星野監督の情熱IP野球が日本シリーズを制した!

 楽天が日本シリーズを制しました。なんといっても田中将大投手の9回での登板が注目を集めました。前日、160球を投げ、普通なら5~6日を空けないと投げる状況にはありません。メジャーでは80球から100球が一つの目安。日本野球においても120球を超えると交代というご時世で、高校野球並みの160球を投げたのですから、その後は完全休養のはずでした。星野監督自身が「考えられないような継投」という田中投手の起用で、日本一の栄光を勝ち取りました。

 星野監督と田中投手とのイメージのダブりを感じた人も多くいるでしょう。田中投手と言えば、勝利の時に吠えて、ガッツポーズをすることでも知られています。投手はクールに感情を出さずに淡々と投げる、というスタイルが多くなってきましたが、田中投手は、情熱を体いっぱいに表現します。これは投手時代の星野氏にも共通のもの。
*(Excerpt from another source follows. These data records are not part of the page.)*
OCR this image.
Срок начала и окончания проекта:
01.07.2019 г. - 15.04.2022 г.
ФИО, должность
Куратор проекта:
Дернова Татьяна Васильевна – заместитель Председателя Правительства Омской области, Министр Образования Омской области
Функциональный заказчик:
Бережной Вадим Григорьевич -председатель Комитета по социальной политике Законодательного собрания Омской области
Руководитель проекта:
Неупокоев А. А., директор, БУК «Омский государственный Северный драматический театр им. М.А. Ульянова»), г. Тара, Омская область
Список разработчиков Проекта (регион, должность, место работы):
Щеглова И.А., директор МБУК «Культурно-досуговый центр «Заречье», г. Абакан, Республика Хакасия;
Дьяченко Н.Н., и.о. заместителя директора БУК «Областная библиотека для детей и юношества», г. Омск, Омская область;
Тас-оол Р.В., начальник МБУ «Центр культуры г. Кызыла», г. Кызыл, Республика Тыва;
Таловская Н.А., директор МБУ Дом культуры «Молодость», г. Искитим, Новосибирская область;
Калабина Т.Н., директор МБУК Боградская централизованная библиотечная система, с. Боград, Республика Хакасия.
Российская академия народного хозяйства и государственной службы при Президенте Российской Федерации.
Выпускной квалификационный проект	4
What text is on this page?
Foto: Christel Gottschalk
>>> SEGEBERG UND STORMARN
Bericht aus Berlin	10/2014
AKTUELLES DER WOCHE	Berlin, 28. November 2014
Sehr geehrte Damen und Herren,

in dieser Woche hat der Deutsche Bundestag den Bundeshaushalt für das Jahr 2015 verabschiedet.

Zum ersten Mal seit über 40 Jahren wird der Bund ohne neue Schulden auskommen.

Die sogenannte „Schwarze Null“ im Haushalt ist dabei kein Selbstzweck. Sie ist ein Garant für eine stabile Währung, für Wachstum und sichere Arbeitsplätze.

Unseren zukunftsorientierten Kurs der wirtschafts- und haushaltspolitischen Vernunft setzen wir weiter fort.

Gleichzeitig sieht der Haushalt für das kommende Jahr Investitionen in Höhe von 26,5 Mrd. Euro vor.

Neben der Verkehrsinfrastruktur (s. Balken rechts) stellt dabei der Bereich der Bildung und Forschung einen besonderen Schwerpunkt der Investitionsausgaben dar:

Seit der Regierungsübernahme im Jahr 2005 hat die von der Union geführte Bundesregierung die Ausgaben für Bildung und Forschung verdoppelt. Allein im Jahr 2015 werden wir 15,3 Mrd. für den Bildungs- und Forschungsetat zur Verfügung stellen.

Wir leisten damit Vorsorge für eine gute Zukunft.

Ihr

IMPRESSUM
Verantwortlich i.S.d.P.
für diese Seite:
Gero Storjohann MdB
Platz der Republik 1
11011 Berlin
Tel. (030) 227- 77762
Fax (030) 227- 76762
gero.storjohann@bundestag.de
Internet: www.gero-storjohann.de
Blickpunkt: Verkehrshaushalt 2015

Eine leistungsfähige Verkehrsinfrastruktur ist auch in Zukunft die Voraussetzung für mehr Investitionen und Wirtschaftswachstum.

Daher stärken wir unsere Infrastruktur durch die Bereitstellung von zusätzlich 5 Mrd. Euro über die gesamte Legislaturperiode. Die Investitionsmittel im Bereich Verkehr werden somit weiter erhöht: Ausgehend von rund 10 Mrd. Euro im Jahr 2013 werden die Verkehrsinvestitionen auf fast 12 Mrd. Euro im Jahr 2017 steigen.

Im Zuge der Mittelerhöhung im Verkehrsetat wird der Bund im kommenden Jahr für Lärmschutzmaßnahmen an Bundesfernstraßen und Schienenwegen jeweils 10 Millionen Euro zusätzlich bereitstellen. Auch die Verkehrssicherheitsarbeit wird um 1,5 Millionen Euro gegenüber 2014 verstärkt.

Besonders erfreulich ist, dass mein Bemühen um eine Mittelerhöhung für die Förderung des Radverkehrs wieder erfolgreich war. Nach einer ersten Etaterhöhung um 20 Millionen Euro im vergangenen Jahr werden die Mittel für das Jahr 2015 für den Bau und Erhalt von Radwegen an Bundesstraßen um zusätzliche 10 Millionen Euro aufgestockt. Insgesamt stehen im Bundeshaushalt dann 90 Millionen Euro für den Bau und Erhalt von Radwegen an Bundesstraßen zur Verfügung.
熱く燃えるスタイルが星野流です。監督時代には暴言、退場は頻繁にありました。意気に感じて、勝利する、という勝利の方程式を作り上げました。

 楽天の監督も務めた野村監督は、かなり雰囲気が違います。データを重んじて、確率を高めた作戦でぼやきながら勝利するという方程式を作り、それは日本野球の新たなスタイルにもなりました。「根性」だけを強調した日本野球に合理性を注入しました。中日の監督を務めた落合氏もクールな確率重視の采配をしました。日本シリーズでは、8回までノーヒットで、完全試合の可能性のある山井投手を9回に替えるという采配もしました。

 野村監督や落合監督の采配からは、今回の前日160球投げた投手をさらに投げさせるということはまずありえなかったでしょう。確かに今年の楽天のシリーズ制覇は田中投手の活躍なしには語れません。しかし、だからといって、日本シリーズでこうした「考えられないような継投」をさせるのは無謀の域です。

 しかし、現実として、楽天はシリーズを制し、日本シリーズも制しました。データ重視の野球は確かに日本プロ野球に大きな発展をもたらしました。とはいってもやはり野球は人間がやるもの。意気に感じて、自分の力以上を出すこともスポーツでは重要なことです。星野監督と田中投手はみごとに、この情熱野球を成功させました。野村監督のデータ野球をID野球(Important Data)というなら星野監督の情熱野球はIP野球(Important Passion)と言えるでしょうか。

 この二人の情熱に、美馬投手や則本投手などの力も最大限に発揮されたと言っていいでしょう。日本が必要なものはこの情熱です。星野IP野球は、日本プロ野球だけでなく、日本の社会の新たな方向性と示してくれたようにも思います。

 まずはおめでとう、楽天ゴールデンイーグルス。